For this recitation, you'll be reading "In Search of an Understandable Consensus Algorithm (PDF)" by Diego Ongaro and John Ousterhout. This paper describes Raft, an algorithm for achieving distributed consensus. The paper contrasts Raft to an algorithm called Paxos: You do not need to know anything about Paxos to read this paper. Raft was designed to be more understandable than Paxos.
Before reading the paper, check out two very helpful websites, which have some useful visualizations:
- An introduction to distributed consensus
- A visualization of Raft
With those visualizations in mind, read the paper. Skip sections 5.4.3 and 7, and skim sections 9.1 and 9.2.
- The first four sections give background and motivation for Raft.

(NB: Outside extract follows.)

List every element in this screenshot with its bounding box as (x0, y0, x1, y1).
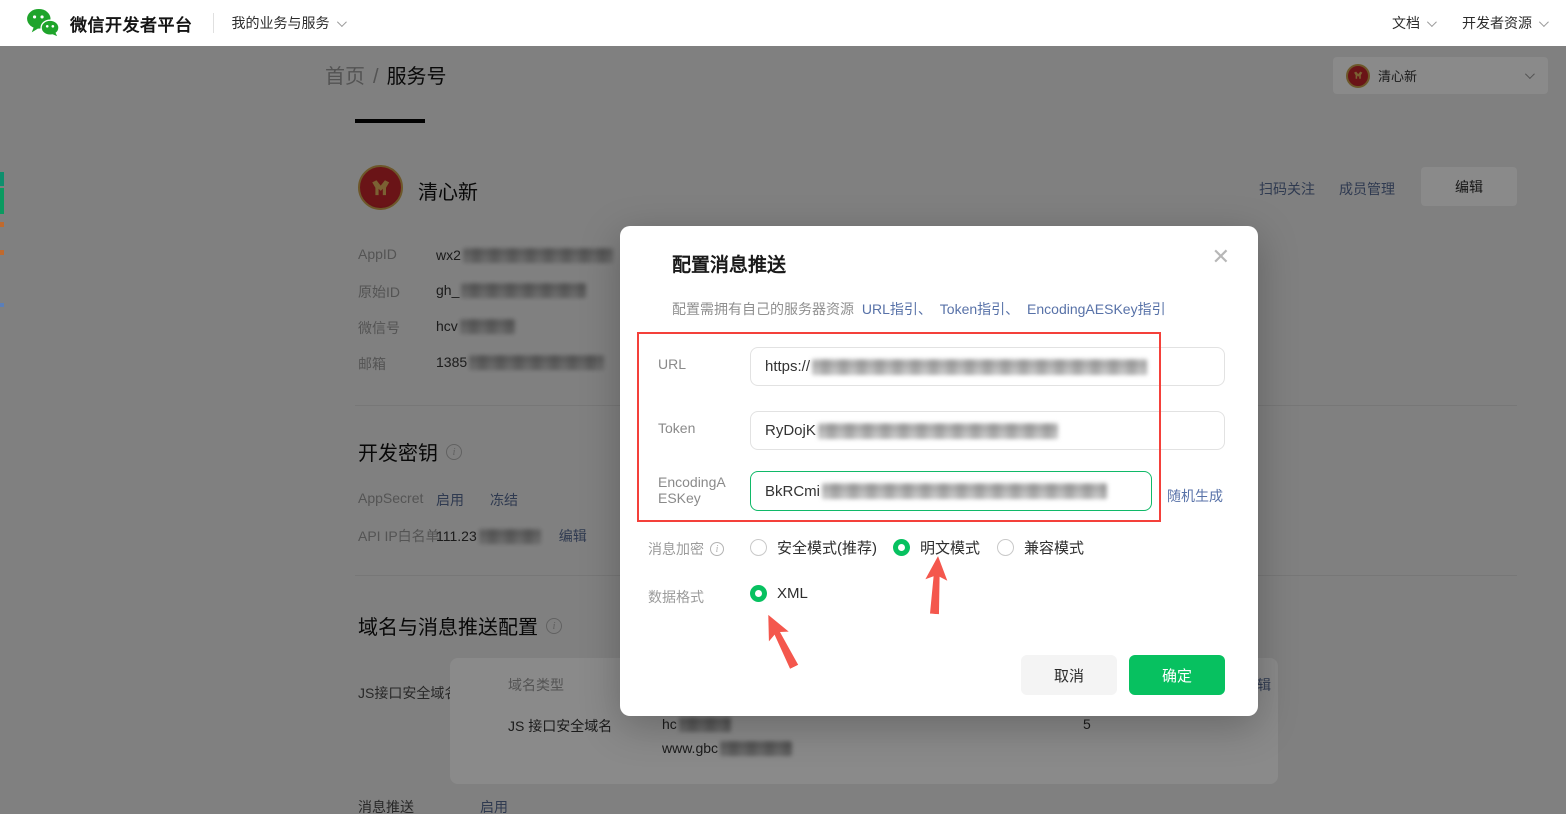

Sections five and six are the primary technical sections.
- Fig. 2 is a good reference to come back to after you've read the paper. Don't get stuck trying to memorize the entire table before you move onto page 5 of the paper; skip it, come back to it during your reading or at the end.
To check your understanding after reading:
- How does Raft handle the following three types of failures?: Leader failures, candidate or follower failures, and network partitions (a network partition means that one part of the cluster is unable to communicate with any machine in the other part).
- Take a look at figure 7. For each log, (a)-(f), what sequence of events might have led to that log?
Questions for Recitation
Before you come to this recitation, write up (on paper) a brief answer to the following (really—we don't need more than a couple sentences for each question).
Your answers to these questions should be in your own words, not direct quotations from the paper.
- In Raft, what is the leader's function?
- How does the leader work?
- Why does Raft need a leader?
As always, there are multiple correct answers for each of these questions.